The house I live in now is cute. It is a 50s rambler with original hardwood floors, a cute semi-open floor plan and very nice 2 panel doors. The backyard has an adorable little tree under which we built a little patio out of random pavers the owner had lying around for years. The back yard is big enough to have big parties and the windows are big enough to see the back yard. I love to entertain, and the dining room is spacious and cute and well laid out. Even though it is a rental I truly made this house feel like our home.

I know it is so silly to care about little visual things but I am going to miss them. The new house was built in 1987 buy a developer and is "builder grade" personafied. It is all carpet and linoleum over plywood and concrete. The windows are few and small, but then who wants to look in their next door neighbors bedroom. The doors are flimsy hollow core doors with no trim or character. The backyard is small and covered in trees [which are not to be removed as to preserve the soil retention] and there is no door directly out back. We are planning to just build a deck off the kitchen because the yard seems somewhat unusable. Our bedroom has ONE window; one standard size, single width, tree facing and off center window.

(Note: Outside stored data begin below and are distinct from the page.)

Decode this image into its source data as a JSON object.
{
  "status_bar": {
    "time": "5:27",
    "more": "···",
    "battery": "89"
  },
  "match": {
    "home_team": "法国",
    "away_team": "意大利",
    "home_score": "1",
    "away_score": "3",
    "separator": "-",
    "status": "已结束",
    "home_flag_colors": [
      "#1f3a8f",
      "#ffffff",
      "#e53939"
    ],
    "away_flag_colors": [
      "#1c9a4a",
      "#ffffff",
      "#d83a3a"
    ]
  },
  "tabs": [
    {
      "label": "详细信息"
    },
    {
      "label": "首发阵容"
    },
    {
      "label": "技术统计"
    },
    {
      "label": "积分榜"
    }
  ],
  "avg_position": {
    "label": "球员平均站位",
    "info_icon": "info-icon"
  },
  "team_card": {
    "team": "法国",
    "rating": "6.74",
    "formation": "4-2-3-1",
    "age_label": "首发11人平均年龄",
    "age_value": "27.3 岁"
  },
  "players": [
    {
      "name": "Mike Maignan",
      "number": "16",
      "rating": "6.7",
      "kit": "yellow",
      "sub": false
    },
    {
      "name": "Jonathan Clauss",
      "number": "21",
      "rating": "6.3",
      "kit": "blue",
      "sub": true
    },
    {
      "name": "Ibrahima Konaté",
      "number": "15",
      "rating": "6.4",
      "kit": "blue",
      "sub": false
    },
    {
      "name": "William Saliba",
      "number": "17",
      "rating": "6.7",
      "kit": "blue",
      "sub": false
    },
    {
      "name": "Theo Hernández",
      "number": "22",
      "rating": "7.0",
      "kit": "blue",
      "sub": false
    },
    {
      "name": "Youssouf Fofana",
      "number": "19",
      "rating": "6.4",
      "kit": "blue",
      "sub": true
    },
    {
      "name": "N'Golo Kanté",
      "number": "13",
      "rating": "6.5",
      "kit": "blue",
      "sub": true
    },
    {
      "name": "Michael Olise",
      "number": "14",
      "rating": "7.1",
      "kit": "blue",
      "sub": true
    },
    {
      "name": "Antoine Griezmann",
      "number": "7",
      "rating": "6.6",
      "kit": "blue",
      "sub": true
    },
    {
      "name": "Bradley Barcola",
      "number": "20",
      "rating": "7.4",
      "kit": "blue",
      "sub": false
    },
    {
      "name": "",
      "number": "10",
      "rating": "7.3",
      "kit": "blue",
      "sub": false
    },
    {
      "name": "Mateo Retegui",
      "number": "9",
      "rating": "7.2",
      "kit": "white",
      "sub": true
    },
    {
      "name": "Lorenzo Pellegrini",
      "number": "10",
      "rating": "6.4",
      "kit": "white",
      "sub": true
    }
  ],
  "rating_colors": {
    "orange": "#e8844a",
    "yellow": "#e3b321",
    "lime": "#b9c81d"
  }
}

I will miss having a pretty backdrop for photos. I will miss all the lovely light and privacy of my backyard. And yet, this is not MY backyard. It is some other persons, a person that barely cares for the lovely home he has, who is content to let the gardens go to weeds and the bathrooms sink into the basement.

I suppose this brings me to the good list.
This house, the house we are signing closing on today, the house in the suburb with the carpets and crappy doors, is mine.
So the doors are horrid, perhaps I will slowly replace them until they are lovely. The carpet is icky and unsanitary. Well I will just have to save up to put in hard woods. The yard is little and unusable; that is ok, I will build a deck! No matter the issue, it is my house, and I can change anything I like.

Another very good thing is the separation we will have from Alice. I might love to entertain, and have a lovely living space here to do it, but I still don't. Alice is rude to my guests, she complains about anything I feed her, she has terribly unsavory personal hygiene habits and she makes the main bathroom in the house unusable by my guests.
In the new house she will reside in a sectioned off half of the lover level [my studio and the utility/wash room take up the other half] She will use a bathroom that is wholly and totally hers. She will have her own dining/living space and no one will have to endure her company unless the specifically want to.

This is such a HUGE positive it nearly outweighs all other negatives together.

The final GIANT good list item is the cost. Whats so ironic about the housing market today is that it is cheaper to buy a home than it is to rent one. Our rental house is 1400 square feet and costs $1400 a month plus renters insurance and utilities. [have I mentioned how terrible the gas bill is because of older sub par insulation and windows? or how high our water bill is due to leaking plumbing?] The new house is 1900 square feet and less than $1000 a month INCLUDING home owners insurance. The utilities should not go up much because this home has much better windows and insulation and the heat wont run away like it tends to here.
We are also paying off our car at closing today and that is another $250 a month we were paying. This means come this summer when our lease here runs up, we will be saving $650 a month. That is huge. That is buy a second car huge, finally go on a honeymoon huge, renovate all the icky things out of our house huge!

So while I may miss my hardwoods and vintage charm, I can't ignore how much this move will be improving our quality of life, and that's really worth some temporary ugliness.

Plus we are most likely just going to sell this place in five years to buy our dream home. ;)

Comments

Unknown said…
oh i totally understand how you feel! i think this new house doesn't have those charming details that your old one did...but you will make the new place amazing. this new house needs someone like you to make it fabulous!
xox alison
Silvana Kathryn said…
Thanks! I know I will be able to make it my own.